According to the new report done by consultancy PricewaterhouseCoopers and the non-profit Urban Land Institute what is driving the real estate market today are homeowners who are choosing the convenience of city living rather than focusing on the living space that suburban areas provide; in other words those buyers who are purchasing the new condos you see rapidly going up all over the city.
This is mostly due to the changing demographics; young families rather take advantage of downtown living and the convenience it provides. Canadians are also more aware of the cost and time associate with lengthy commutes. Alongside of these factors there are also provincial land use regulations that protect green space thus limiting land to develop new construction causing a condominium boom in major cities.
The continuing urbanization trend has raised some questions like what will happen once the lifestyle of these young families and singles change; will they choose to move to suburbia or simply adapt to the smaller living spaces as other cities such as New York. The concern that we face with this rapid growing condo market is an oversupply of units and whether it is excessively weighted towards wealthy, foreign investors.

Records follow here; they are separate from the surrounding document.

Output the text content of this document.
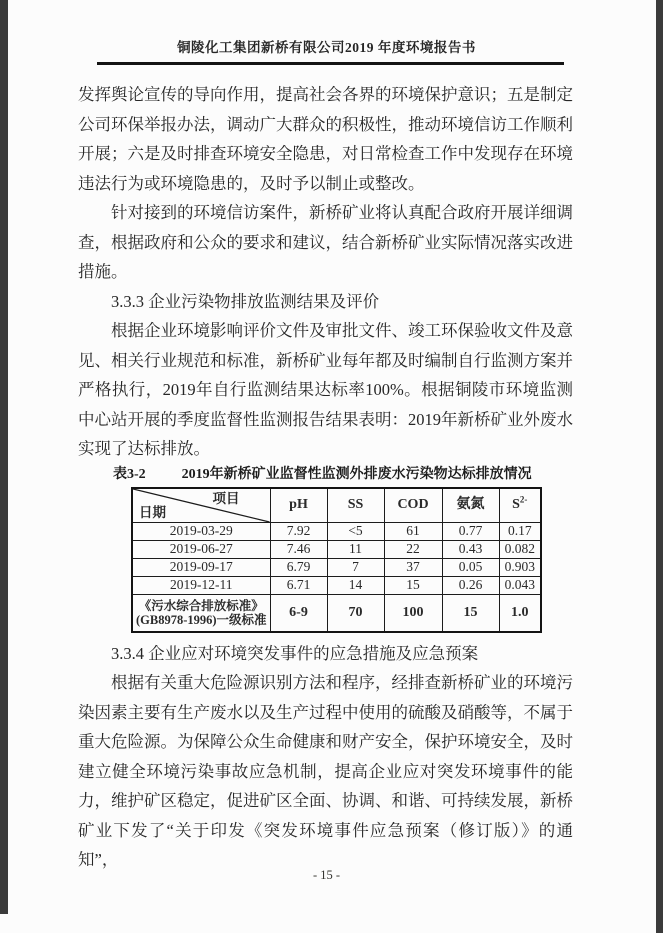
铜陵化工集团新桥有限公司2019 年度环境报告书

发挥舆论宣传的导向作用，提高社会各界的环境保护意识；五是制定公司环保举报办法，调动广大群众的积极性，推动环境信访工作顺利开展；六是及时排查环境安全隐患，对日常检查工作中发现存在环境违法行为或环境隐患的，及时予以制止或整改。

针对接到的环境信访案件，新桥矿业将认真配合政府开展详细调查，根据政府和公众的要求和建议，结合新桥矿业实际情况落实改进措施。

3.3.3 企业污染物排放监测结果及评价

根据企业环境影响评价文件及审批文件、竣工环保验收文件及意见、相关行业规范和标准，新桥矿业每年都及时编制自行监测方案并严格执行，2019年自行监测结果达标率100%。根据铜陵市环境监测中心站开展的季度监督性监测报告结果表明：2019年新桥矿业外废水实现了达标排放。

表3-2	2019年新桥矿业监督性监测外排废水污染物达标排放情况
项目
日期	pH	SS	COD	氨氮	$S^{2-}$
2019-03-29	7.92	<5	61	0.77	0.17
2019-06-27	7.46	11	22	0.43	0.082
2019-09-17	6.79	7	37	0.05	0.903
2019-12-11	6.71	14	15	0.26	0.043

《污水综合排放标准》
(GB8978-1996)一级标准	6-9	70	100	15	1.0

3.3.4 企业应对环境突发事件的应急措施及应急预案

根据有关重大危险源识别方法和程序，经排查新桥矿业的环境污染因素主要有生产废水以及生产过程中使用的硫酸及硝酸等，不属于重大危险源。为保障公众生命健康和财产安全，保护环境安全，及时建立健全环境污染事故应急机制，提高企业应对突发环境事件的能力，维护矿区稳定，促进矿区全面、协调、和谐、可持续发展，新桥矿业下发了“关于印发《突发环境事件应急预案（修订版）》的通知”，

- 15 -
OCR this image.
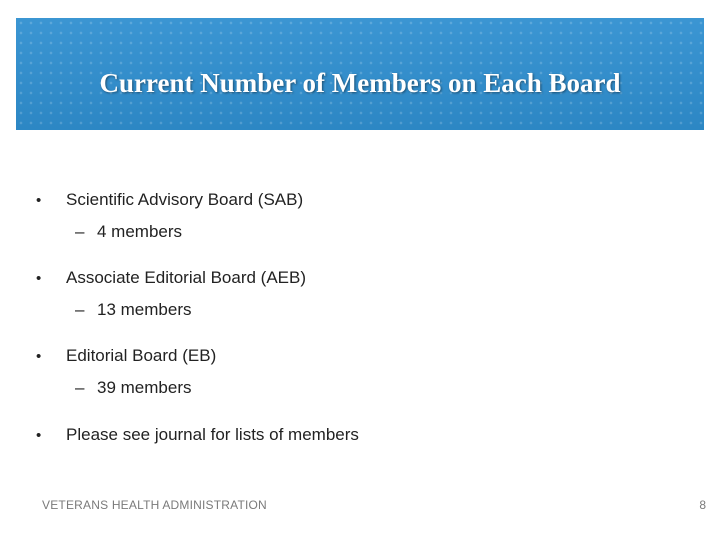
Current Number of Members on Each Board
• Scientific Advisory Board (SAB)
– 4 members
• Associate Editorial Board (AEB)
– 13 members
• Editorial Board (EB)
– 39 members
• Please see journal for lists of members
VETERANS HEALTH ADMINISTRATION	8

Due to the expected rise in interest rates next year from an ultimate low this year increases the probability of change in the demand of housing market. But according to the survey composed of 1,400 individuals within the real estate service firms, developers, private investors and commercial developers the consensus was that Canadian market can handle a rise in mortgage rates due to the much improved economic stability in Canada and the U.S. which will remain to appeal to foreign capital.
The report indicates that developers will continue to address the needs of downtown residents by building more mixed use properties with residential and commercial space available creating more retail, services, jobs, and etc. all in walkable convenient locations. The report also stated that GTA will hold the most possibility for retail growth while Calgary, Vancouver and Edmonton will see more residential growth in the year 2015.